Suicide deaths have stayed level in recent years, but the high numbers per year since 2015 are not acceptable and are a contrast to natural trends. Risk of suicide is rising. Of particular concern is the increasing rate of suicidal ideation among NYC teenagers, LGBTQIA+ New Yorkers and communities of color.
Our goal is to decrease suicide deaths by 10% by 2030. To do this, we will increase access to culturally responsive mental health care and social support services, reduce access to lethal means of suicide and address the impact of social media on youth mental health and suicidal ideation.
Our goal is to decrease deaths due to COVID-19 by 60% by 2030. To do this, we are focusing on protecting New Yorkers at the highest risk of severe disease and death, which includes people who are older, are immunocompromised and/or have certain disabilities that may increase their risk for having underlying health conditions. We will increase availability of treatment and vaccination uptake among this group.
Homicide is the leading cause of death among New Yorkers ages 15 to 24, with firearms accounting for more than 70% of those deaths.
Our goal is to reduce homicide deaths by 30% by 2030. To do this, we will invest in communities most impacted by violence, increase access to mental health and violence-related trauma support and expand community-engaged and data-driven approaches to public safety.
Extreme racial inequities persist in maternal mortality in NYC. Black women are four times more likely than White women to die from pregnancy-associated causes.
Our goal is to reduce maternal death rates by 10% by 2030. To do this, we will increase new families' access to health care and social support, and increase access to and quality of sexual and reproductive health care for people of color who may become pregnant, are pregnant or have recently given birth. Our goal will make significant progress toward closing the disparity, but our work cannot end there.
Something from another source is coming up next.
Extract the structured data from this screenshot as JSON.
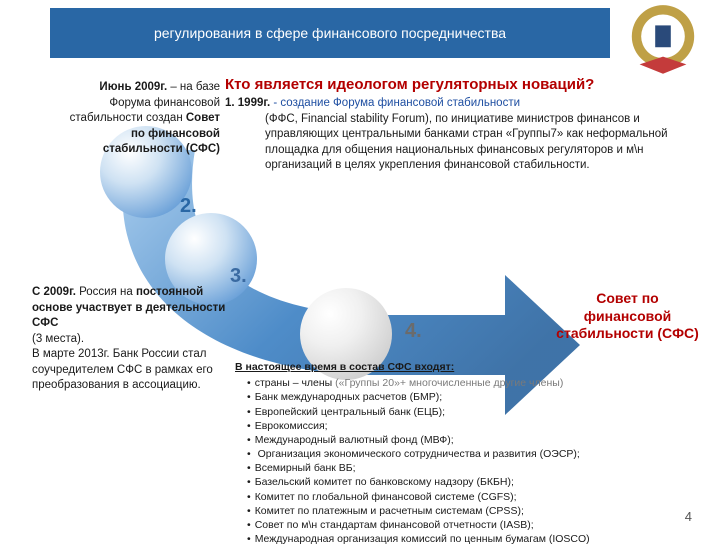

The role of public health is to protect and improve people’s health. While health care focuses on treating and helping people when they are sick, public health promotes the quality of and equitable access to health care, social services and safe, healthy environments to prevent diseases before they occur.
Due to historical racial and economic segregation, people of color are more likely to live in neighborhoods with high poverty. Inequities in housing, nutrition, economic opportunity and access to health care are the result of structural racism experienced across generations. These systems benefit some communities while harming others, with harms compounding over time and generations, resulting in poorer health outcomes for those harmed.
Historical disinvestment in communities of color continues to result in entire neighborhoods having limited access to essential opportunities and resources, including health resources, with lower life expectancies as a result.
Negative and inequitable health outcomes and the environmental and social factors that cause them are worsened by climate change, which is also a public health crisis.
The impacts of climate change are experienced the most by New Yorkers with low income and older adults, as well as people of color because of the increased risk conferred by systemic racism.
Climate change must be addressed to achieve healthier, longer lives, by promoting strategies to improve infrastructure, climate resilience and air quality.